With the accreditation threat now somewhat diminished, the State Chancellor has begun moving to restore local control of the College (the Accrediting Commission in early January announced its decision to grant City College an additional two years to meet accreditation standards.)
Although almost all of the Board’s powers are still being exercised by the Special Trustee, the City College administration in December initiated a training program for the Trustees (four of whom have been elected since the accreditation crisis began) as the first step in a phased plan for resumption of local control. The Board members’ mostly non-voting participation in the January 22 meeting marked another step under the plan, and in the coming months the Board is expected to take on responsibility for various aspects of the College’s governance, beginning with student affairs and academics, then all other non-financial matters and, finally, budget and finance.

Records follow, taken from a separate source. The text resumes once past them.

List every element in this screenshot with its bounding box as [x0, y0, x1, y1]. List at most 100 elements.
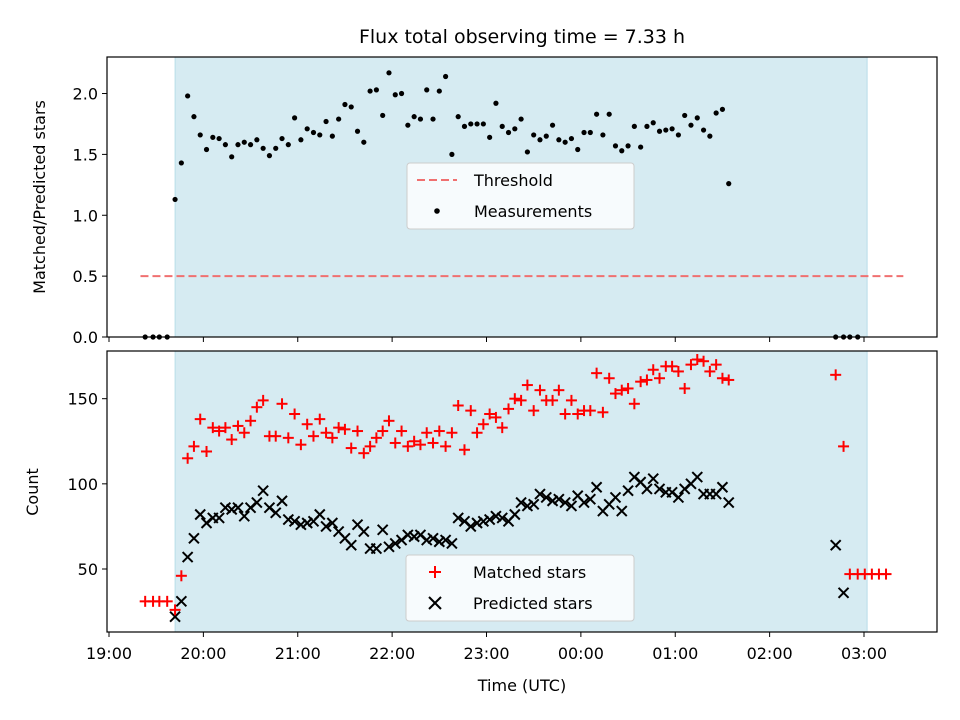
- measurement-point: [367, 88, 373, 94]
- measurement-point: [487, 134, 493, 140]
- measurement-point: [480, 121, 486, 127]
- ratio-panel: 0.00.51.01.52.0 Matched/Predicted stars …: [30, 56, 938, 347]
- matched-star-point: [490, 411, 502, 423]
- matched-star-point: [352, 425, 364, 437]
- matched-star-point: [440, 440, 452, 452]
- legend-matched-label: Matched stars: [473, 563, 586, 582]
- measurement-point: [323, 118, 329, 125]
- x-tick-label: 03:00: [841, 644, 887, 663]
- measurement-point: [317, 132, 323, 138]
- predicted-star-point: [540, 491, 552, 504]
- matched-star-point: [716, 372, 728, 384]
- predicted-star-point: [452, 512, 464, 524]
- matched-star-point: [257, 394, 269, 406]
- measurement-point: [279, 135, 285, 142]
- predicted-star-point: [257, 484, 269, 497]
- predicted-star-point: [723, 496, 735, 509]
- measurement-point: [292, 115, 298, 121]
- matched-star-point: [276, 398, 288, 410]
- measurement-point: [531, 132, 537, 138]
- measurement-point: [568, 135, 575, 142]
- matched-star-point: [364, 440, 376, 452]
- measurement-point: [285, 142, 291, 148]
- predicted-star-point: [194, 508, 206, 521]
- predicted-star-point: [527, 498, 540, 510]
- matched-star-point: [245, 415, 257, 427]
- measurement-point: [694, 115, 700, 121]
- measurement-point: [373, 87, 379, 93]
- measurement-point: [625, 143, 631, 149]
- ratio-legend: Threshold Measurements: [406, 162, 635, 230]
- measurement-point: [587, 129, 593, 136]
- measurement-point: [443, 73, 449, 80]
- predicted-star-point: [515, 496, 527, 509]
- predicted-star-point: [509, 508, 521, 521]
- matched-star-point: [553, 384, 565, 396]
- measurement-point: [688, 122, 694, 128]
- measurement-point: [235, 142, 241, 148]
- measurement-point: [512, 126, 518, 132]
- measurement-point: [594, 111, 600, 117]
- count-legend: Matched stars Predicted stars: [405, 554, 635, 622]
- predicted-star-point: [465, 520, 477, 533]
- predicted-star-point: [251, 496, 263, 509]
- predicted-star-point: [609, 491, 622, 504]
- predicted-star-point: [496, 512, 508, 524]
- measurement-point: [638, 144, 644, 150]
- matched-star-point: [446, 427, 458, 439]
- matched-star-point: [396, 425, 408, 437]
- predicted-star-point: [837, 587, 850, 599]
- measurement-point: [185, 93, 191, 99]
- legend-matched-swatch: [429, 566, 441, 578]
- predicted-star-point: [169, 610, 181, 623]
- matched-star-point: [358, 447, 370, 459]
- matched-star-point: [679, 382, 691, 394]
- measurement-point: [417, 116, 424, 122]
- matched-star-point: [238, 427, 250, 439]
- measurement-point: [537, 137, 543, 143]
- measurement-point: [342, 101, 348, 108]
- matched-star-point: [270, 430, 282, 442]
- matched-star-point: [521, 379, 533, 391]
- matched-star-point: [838, 440, 850, 452]
- matched-star-point: [175, 570, 187, 582]
- matched-star-point: [616, 384, 628, 396]
- matched-star-point: [572, 408, 584, 420]
- measurement-point: [436, 88, 442, 94]
- measurement-point: [543, 133, 549, 139]
- predicted-star-point: [616, 505, 628, 517]
- measurement-point: [581, 129, 587, 136]
- measurement-point: [197, 132, 203, 138]
- matched-star-point: [666, 360, 678, 372]
- predicted-star-point: [276, 495, 288, 507]
- measurement-point: [600, 132, 606, 138]
- matched-star-point: [314, 413, 326, 425]
- matched-star-point: [201, 445, 213, 457]
- matched-star-point: [251, 401, 263, 413]
- matched-star-point: [408, 435, 420, 447]
- matched-star-point: [691, 354, 703, 366]
- measurement-point: [669, 126, 675, 132]
- matched-star-point: [641, 374, 653, 386]
- measurement-point: [556, 137, 562, 143]
- matched-star-point: [672, 365, 684, 377]
- measurement-point: [455, 114, 461, 120]
- matched-star-point: [194, 413, 206, 425]
- measurement-point: [210, 134, 216, 140]
- predicted-star-point: [565, 500, 578, 512]
- measurement-point: [493, 100, 499, 106]
- measurement-point: [430, 116, 436, 122]
- predicted-star-point: [483, 513, 496, 526]
- matched-star-point: [169, 604, 181, 616]
- measurement-point: [562, 139, 568, 145]
- matched-star-point: [515, 394, 527, 406]
- x-tick-label: 20:00: [180, 644, 226, 663]
- measurement-point: [329, 133, 335, 139]
- matched-star-point: [232, 420, 244, 432]
- measurement-point: [172, 196, 178, 203]
- measurement-point: [298, 137, 304, 143]
- measurement-point: [644, 123, 650, 129]
- measurement-point: [266, 153, 273, 159]
- count-y-axis-label: Count: [23, 468, 42, 516]
- predicted-star-point: [534, 488, 546, 500]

The one action the Board was allowed to take at that meeting was to elect new officers. Thanks to my colleagues for electing me President, and congratulations to our new Vice President, Thea Selby. With enrollment continuing to decline, staff and faculty morale at a nadir, contract negotiations looming, and a seemingly endless stream of news stories about the College’s facilities and other challenges, I am quite certain the road ahead will be a rough one, with plenty of stomach-churning twists and turns. I also remain, perhaps naively, confident that with the continuing support of a public deeply committed to the College’s survival and success, we will make it through. We just have to.
LGBTQI Violence Prevention Needs Assessment
On February 10, two days after the tragic murder of Taja Gabrielle DeJesus, the LGBT Community Center, in partnership with Learning for Action and the San Francisco Human Rights Commission, issued a groundbreaking study of the impact of harassment and violence in the LGBT community.